2005年7月27日

赤坂氷川神社古墳(仮称)

 明治33年の『古墳横穴及同時代遺物発見地名表』で、都心部における33ヶ所(横穴墓除く)の内、遺物まで記載されているのは7ヶ所に過ぎない。著名なものは、現在いうところの「野毛大塚古墳」「芝丸山古墳(群)」だが、これに準ずる遺物内容を備えているのは、東京市赤坂区「氷川神社境内」だ。

 野中完一(1895)の報告は短い「雑報」なので、下記に全文を引用する(漢字は現用字体に、カナは平仮名に、濁音は濁音表記に、また句読点が無いので分かち書きにした)。

○東京赤坂氷川神社境内に存する古遺物
余は昨年来 東京赤坂区赤坂氷川神社境内社殿裏手にて 管玉朝鮮土器破片等を採集せり 余未だ氷川神社境内古遺物発見の事貴誌上に見ざれば 幸当時少しく閑を得たるを以て右探索の結果を報道せんとす 然れ共浅学愚考なる 識者の笑い免かるること能はざるなり
余昨年六月 古物採集の目的を以て芝丸山古墳の埴輪破片を拾い 足を品川に向け 海安寺近傍を一見し 帰路赤坂氷川神社に立寄り 何か古物にても有らんかとて境内を探索せしに 余の想像は空しからず 社殿裏手にて管玉(玉造石の如し 長さ九分)及朝鮮土器破片数枚を拾ふ 以来此地に来る毎に注意し 前後数回の探索に従事せり 然れ共管玉一個を発見せし以後は行度ことに朝鮮土器の小片を得るのみなりき 又同地安藤某なるもの数年前社殿改造の節土台下より刀の朽ちたるもの長さ一尺一二寸一本を掘出せし事有りと 蓋し此の如き類余の記憶に存する二三を記さんか
安永年中熱田の宮白鳥の神社境内 寛政年中常陸国茨城郡大洗磯崎の神社境内等より掘出したる珠玉の類 当時は皆厳命を以て元地に埋めたりと云ふ 明治七年遠州周智郡山梨郷烏の谷萱野姫神社(延喜式内)跡より掘り出したる古物の類は先年現に帝国博物館に存せり 此等を以て見るも氷川境内にて得たる古物は地鎮祭等のものならんと考ふる読者もあらん 然れ共余は右の古物必ず地鎮祭などのものにあらずして先年下野宇都宮神社の後より掘出したる古物の類ならんと考ふ 其據を記せんに
 一、氷川神社は元赤坂一つ木町に鎮座し有りしを今の所に転座せるものなりと(転座の年月は亡失す 再訪の時を得ば後に報ずべし)
 二、同社裏西北の方地下より数年前三尺大より一尺内外の丸石夥多掘出したる事ありと
 三、地形上より考ふるも同地に古墳の存せしを怪まざるなり
右記するところ不十分の取調たるを免かれざるも 以上の事実を以て余は昔時当地に古墳の存せしも破壊撹乱されたる結果ならんと考ふるなり 然れ共余輩の如き少年素より考古の道に乏しく故に断言すること能はず 願わくは識者諸君の御教示を賜はらんことを望む

 野中氏が報告した遺物(図示されているわけではない)は下記の通りである。

明治16年10月 東京府武蔵國麻布區市兵衛町近傍
明治16年の地図

 また『赤坂区史』(1941)によれば、同神社の柴崎社司の談として、明治11年(1878)頃、「前方土塀の西角、額堂の辺」で、大杉の根株を除くために掘り下げたところ、地下約1.2〜1.5mで「古剣」が発見された。また鍬先は大きな「石板」にも当たり、慌てて埋め戻したという。額堂(絵馬堂)は現存している(赤坂氷川神社公式サイト内の配置図)。「石板」は「蓋石」「天井石」の可能性がある。

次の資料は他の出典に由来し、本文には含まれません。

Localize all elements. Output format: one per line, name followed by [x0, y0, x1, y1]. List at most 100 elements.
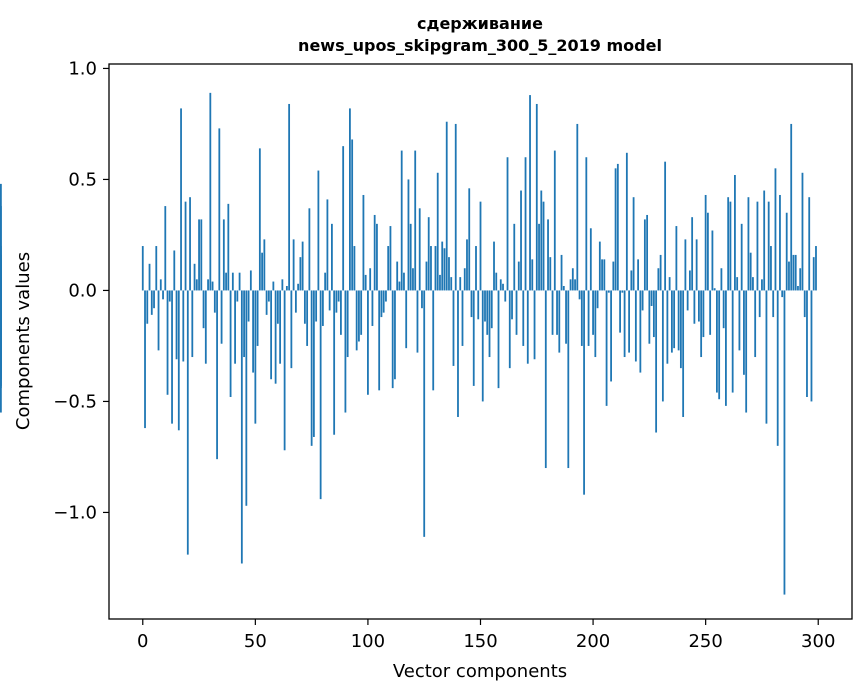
bar-254 — [714, 288, 716, 290]
bar-180 — [547, 219, 549, 290]
bar-125 — [423, 290, 425, 536]
chart-subtitle: news_upos_skipgram_300_5_2019 model — [298, 36, 662, 55]
bar-240 — [682, 290, 684, 417]
bar-253 — [712, 231, 714, 291]
bar-25 — [198, 219, 200, 290]
bar-263 — [734, 175, 736, 290]
bar-102 — [372, 290, 374, 326]
bar-110 — [390, 226, 392, 290]
bar-63 — [284, 290, 286, 450]
bar-114 — [399, 282, 401, 291]
bar-105 — [378, 290, 380, 390]
bar-244 — [691, 217, 693, 290]
bar-58 — [272, 282, 274, 291]
bar-81 — [324, 273, 326, 291]
bar-248 — [700, 290, 702, 357]
bar-160 — [502, 284, 504, 291]
bar-262 — [732, 290, 734, 392]
bar-250 — [705, 195, 707, 290]
bar-175 — [536, 104, 538, 290]
bar-2 — [146, 290, 148, 323]
bar-109 — [387, 246, 389, 290]
bar-112 — [394, 290, 396, 379]
bar-264 — [736, 277, 738, 290]
bar-99 — [365, 275, 367, 291]
bar-131 — [437, 173, 439, 291]
bar-129 — [432, 290, 434, 390]
bar-227 — [653, 290, 655, 337]
bar-104 — [376, 224, 378, 291]
bar-74 — [308, 208, 310, 290]
bar-10 — [164, 206, 166, 290]
bar-173 — [531, 259, 533, 290]
bar-172 — [529, 95, 531, 290]
bar-33 — [216, 290, 218, 459]
bar-181 — [549, 257, 551, 290]
bar-156 — [493, 242, 495, 291]
bar-280 — [772, 290, 774, 317]
bar-42 — [236, 290, 238, 301]
bar-54 — [263, 239, 265, 290]
bar-21 — [189, 197, 191, 290]
bar-13 — [171, 290, 173, 423]
bar-126 — [426, 262, 428, 291]
bar-177 — [540, 191, 542, 291]
chart: сдерживание news_upos_skipgram_300_5_201… — [0, 0, 867, 696]
bar-20 — [187, 290, 189, 554]
bar-48 — [250, 270, 252, 290]
bar-162 — [507, 157, 509, 290]
bar-123 — [419, 208, 421, 290]
bar-220 — [637, 259, 639, 290]
bar-61 — [279, 290, 281, 363]
bar-209 — [612, 262, 614, 291]
bar-67 — [293, 239, 295, 290]
bar-158 — [498, 290, 500, 388]
bar-252 — [709, 290, 711, 334]
bar-12 — [169, 290, 171, 301]
bar-213 — [621, 290, 623, 292]
bar-246 — [696, 239, 698, 290]
x-tick-label: 250 — [688, 631, 722, 652]
bar-291 — [797, 286, 799, 290]
bar-235 — [671, 290, 673, 352]
bar-277 — [766, 290, 768, 423]
bar-165 — [513, 224, 515, 291]
bar-72 — [304, 290, 306, 323]
bar-69 — [297, 284, 299, 291]
bar-122 — [417, 290, 419, 352]
bar-212 — [619, 290, 621, 332]
bar-183 — [554, 151, 556, 291]
bar-144 — [466, 239, 468, 290]
bar-161 — [504, 290, 506, 301]
bar-292 — [799, 268, 801, 290]
bar-297 — [811, 290, 813, 401]
y-tick-label: 0.0 — [68, 280, 97, 301]
bar-234 — [669, 277, 671, 290]
bar-120 — [412, 268, 414, 290]
bar-192 — [574, 279, 576, 290]
bar-128 — [430, 246, 432, 290]
bar-155 — [491, 290, 493, 328]
bar-18 — [182, 290, 184, 361]
y-tick-label: 1.0 — [68, 58, 97, 79]
bar-139 — [455, 124, 457, 291]
bar-150 — [480, 202, 482, 291]
bar-47 — [248, 290, 250, 321]
bar-23 — [194, 264, 196, 291]
bar-64 — [286, 286, 288, 290]
bar-103 — [374, 215, 376, 290]
bar-186 — [561, 255, 563, 291]
bar-260 — [727, 197, 729, 290]
bar-127 — [428, 217, 430, 290]
bar-237 — [675, 226, 677, 290]
bar-239 — [680, 290, 682, 368]
bar-147 — [473, 290, 475, 385]
bar-153 — [486, 290, 488, 334]
bar-137 — [450, 277, 452, 290]
bar-142 — [462, 290, 464, 346]
y-tick-label: −1.0 — [53, 502, 97, 523]
bar-138 — [453, 290, 455, 365]
bar-98 — [363, 195, 365, 290]
bar-22 — [191, 290, 193, 357]
bar-200 — [592, 290, 594, 334]
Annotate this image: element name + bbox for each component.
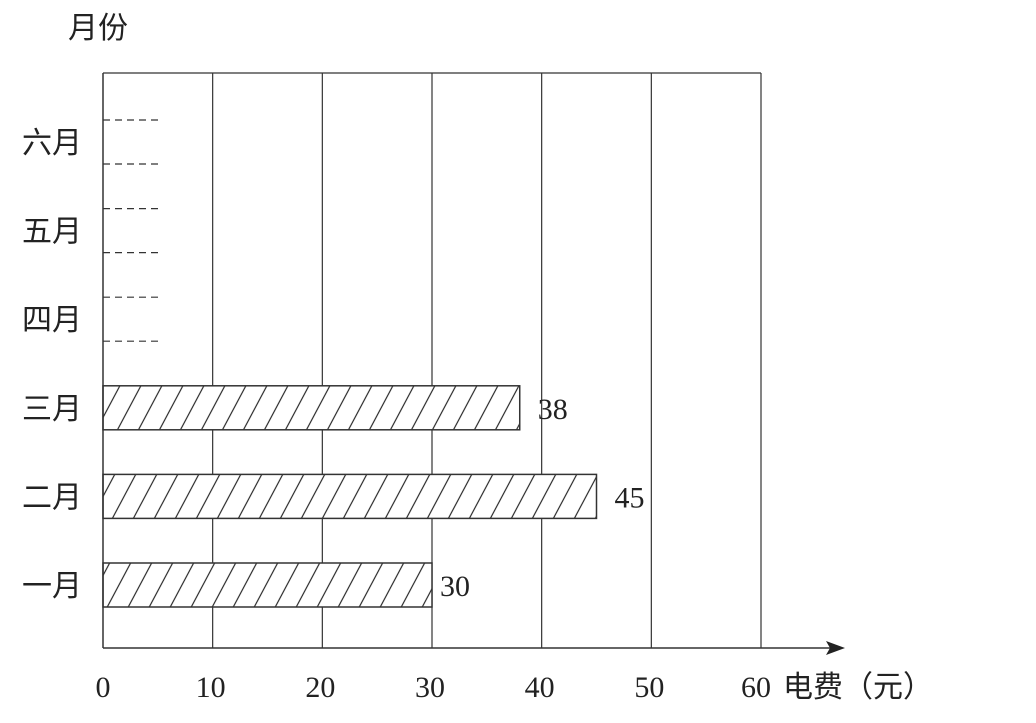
x-tick-label: 20 [305,671,335,704]
data-label: 38 [538,393,568,426]
data-label: 45 [615,481,645,514]
bar [102,562,433,608]
x-tick-label: 40 [525,671,555,704]
x-tick-label: 60 [741,671,771,704]
y-tick-label: 二月 [22,481,82,514]
x-tick-label: 30 [415,671,445,704]
grid [103,72,762,648]
x-axis-arrow [826,641,845,655]
data-label: 30 [440,570,470,603]
y-tick-label: 五月 [22,216,82,249]
y-tick-label: 三月 [22,393,82,426]
bars: 30 45 38 [102,119,645,608]
axes: 0 10 20 30 40 50 60 一月 二月 三月 四月 五月 六月 [22,73,845,704]
x-tick-label: 0 [96,671,111,704]
y-tick-label: 一月 [22,570,82,603]
x-axis-label: 电费（元） [783,671,933,704]
bar [102,385,521,431]
bar [102,473,598,520]
x-tick-label: 10 [196,671,226,704]
y-axis-label: 月份 [68,12,128,45]
y-tick-label: 六月 [22,127,82,160]
y-tick-label: 四月 [22,304,82,337]
x-tick-label: 50 [634,671,664,704]
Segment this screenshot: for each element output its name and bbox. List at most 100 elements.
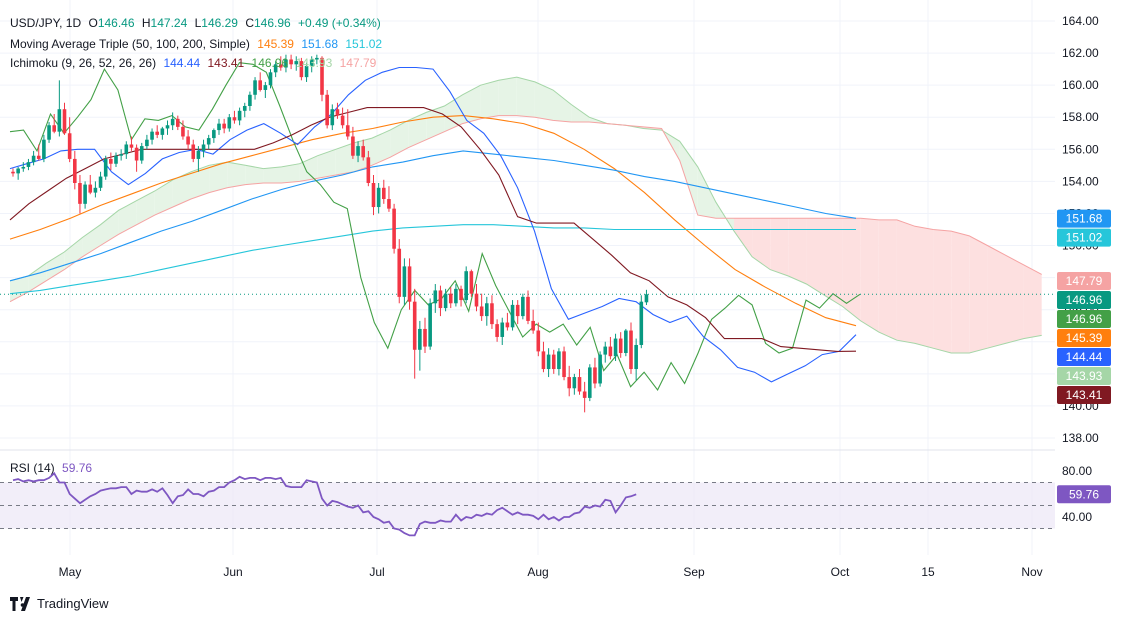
candle-body bbox=[139, 146, 144, 161]
candle-body bbox=[454, 288, 458, 304]
cloud-segment bbox=[209, 162, 228, 193]
candle-body bbox=[320, 57, 324, 95]
candle-body bbox=[356, 146, 360, 156]
rsi-value-box bbox=[1057, 485, 1111, 504]
cloud-segment bbox=[191, 165, 210, 200]
change-value: +0.49 (+0.34%) bbox=[298, 16, 381, 30]
candle-body bbox=[273, 64, 278, 73]
candle-body bbox=[294, 61, 299, 65]
cloud-segment bbox=[426, 106, 445, 140]
main-grid bbox=[0, 0, 1055, 555]
candle-body bbox=[165, 125, 170, 129]
cloud-segment bbox=[390, 120, 409, 158]
low-label: L bbox=[194, 16, 202, 30]
candle-body bbox=[160, 128, 165, 135]
candle-body bbox=[505, 322, 510, 328]
candle-body bbox=[340, 115, 345, 126]
price-tick-label: 164.00 bbox=[1062, 14, 1099, 28]
candle-body bbox=[557, 351, 561, 370]
price-tag-box bbox=[1057, 366, 1111, 385]
candle-body bbox=[248, 94, 252, 107]
cloud-segment bbox=[263, 166, 282, 183]
candle-body bbox=[279, 64, 283, 68]
candle-body bbox=[376, 187, 381, 208]
candle-body bbox=[176, 118, 180, 127]
candle-body bbox=[510, 304, 515, 328]
candle-body bbox=[299, 61, 304, 78]
candle-body bbox=[150, 131, 154, 140]
rsi-tick-label: 40.00 bbox=[1062, 510, 1092, 524]
candle-body bbox=[222, 123, 226, 129]
span-b-line bbox=[9, 115, 1042, 303]
cloud-segment bbox=[860, 218, 879, 333]
rsi-line bbox=[12, 471, 637, 537]
tradingview-icon bbox=[10, 596, 30, 611]
candle-body bbox=[546, 354, 551, 370]
price-tag-box bbox=[1057, 347, 1111, 366]
price-tag-label: 151.02 bbox=[1066, 231, 1103, 245]
candle-body bbox=[418, 328, 422, 350]
candle-body bbox=[237, 110, 242, 121]
candle-body bbox=[382, 187, 386, 200]
candle-body bbox=[345, 125, 350, 137]
rsi-label: RSI (14) bbox=[10, 461, 55, 475]
price-tag-box bbox=[1057, 328, 1111, 347]
cloud-segment bbox=[571, 104, 590, 123]
cloud-segment bbox=[516, 77, 535, 118]
time-tick-label: 15 bbox=[921, 565, 935, 579]
cloud-segment bbox=[752, 218, 771, 270]
ma-50-line bbox=[9, 115, 857, 327]
ma-legend[interactable]: Moving Average Triple (50, 100, 200, Sim… bbox=[10, 37, 386, 51]
cloud-segment bbox=[372, 130, 391, 166]
candle-body bbox=[428, 303, 432, 347]
price-tag-label: 146.96 bbox=[1066, 312, 1103, 326]
cloud-segment bbox=[172, 171, 191, 208]
price-tag-label: 146.96 bbox=[1066, 293, 1103, 307]
time-axis[interactable]: May Jun Jul Aug Sep Oct 15 Nov bbox=[59, 565, 1043, 579]
symbol-label[interactable]: USD/JPY, 1D bbox=[10, 16, 82, 30]
candlesticks bbox=[11, 54, 649, 413]
candle-body bbox=[309, 59, 314, 66]
base-value: 143.41 bbox=[207, 56, 245, 70]
price-tick-label: 160.00 bbox=[1062, 78, 1099, 92]
price-tag-label: 143.93 bbox=[1066, 369, 1103, 383]
cloud-segment bbox=[444, 94, 463, 132]
candle-body bbox=[485, 303, 489, 317]
ichimoku-cloud bbox=[9, 76, 1042, 354]
tradingview-logo[interactable]: TradingView bbox=[10, 596, 109, 611]
cloud-segment bbox=[679, 141, 698, 216]
candle-body bbox=[36, 155, 41, 159]
brand-name: TradingView bbox=[37, 596, 109, 611]
cloud-segment bbox=[896, 219, 915, 344]
candle-body bbox=[206, 138, 211, 145]
candle-body bbox=[52, 125, 56, 132]
base-line-line bbox=[9, 107, 857, 352]
cloud-segment bbox=[697, 166, 716, 219]
candle-body bbox=[186, 136, 190, 145]
candle-body bbox=[304, 65, 309, 78]
candle-body bbox=[479, 306, 484, 317]
candle-body bbox=[469, 271, 474, 294]
rsi-value-tag: 59.76 bbox=[1069, 487, 1099, 501]
cloud-segment bbox=[335, 142, 354, 175]
time-tick-label: May bbox=[59, 565, 82, 579]
ichimoku-legend[interactable]: Ichimoku (9, 26, 52, 26, 26) 144.44 143.… bbox=[10, 56, 380, 70]
cloud-segment bbox=[281, 163, 300, 183]
candle-body bbox=[289, 59, 293, 65]
candle-body bbox=[268, 72, 273, 86]
conversion-line-line bbox=[9, 66, 857, 383]
candle-body bbox=[567, 377, 571, 389]
candle-body bbox=[500, 322, 505, 337]
price-tick-label: 138.00 bbox=[1062, 431, 1099, 445]
rsi-legend[interactable]: RSI (14) 59.76 bbox=[10, 461, 96, 475]
cloud-segment bbox=[770, 218, 789, 277]
time-tick-label: Aug bbox=[527, 565, 548, 579]
candle-body bbox=[93, 187, 98, 193]
candle-body bbox=[495, 324, 499, 337]
candle-body bbox=[119, 154, 123, 156]
time-tick-label: Nov bbox=[1021, 565, 1042, 579]
price-tick-label: 154.00 bbox=[1062, 174, 1099, 188]
candle-body bbox=[474, 293, 479, 307]
candle-body bbox=[315, 57, 319, 60]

 個々の遺物には別の解釈も可能だが、これだけ纏まった遺物報告は尋常ではない。遺物から素直に読めば、後期の横穴式石室を持つ古墳の埋没が想定できる。

 立地は南西から北東に伸びる台地上だが、境内は北と東が急崖に囲まれ、南東に向かっては微かに下がり、境内は周囲からやや高まった区域の印象になっている。神社(現在地に造営されたのは1729年)が座している点を含め、立地として十分な条件を備えているといえるだろう。残念ながら資料は上記が全てであり、古色を漂わせる境内は、普段は静謐が保たれている。

 現在同社殿付近は、港区の遺跡番号8に古墳(無名)として登録されている(東京都遺跡台帳 港区遺跡一覧)。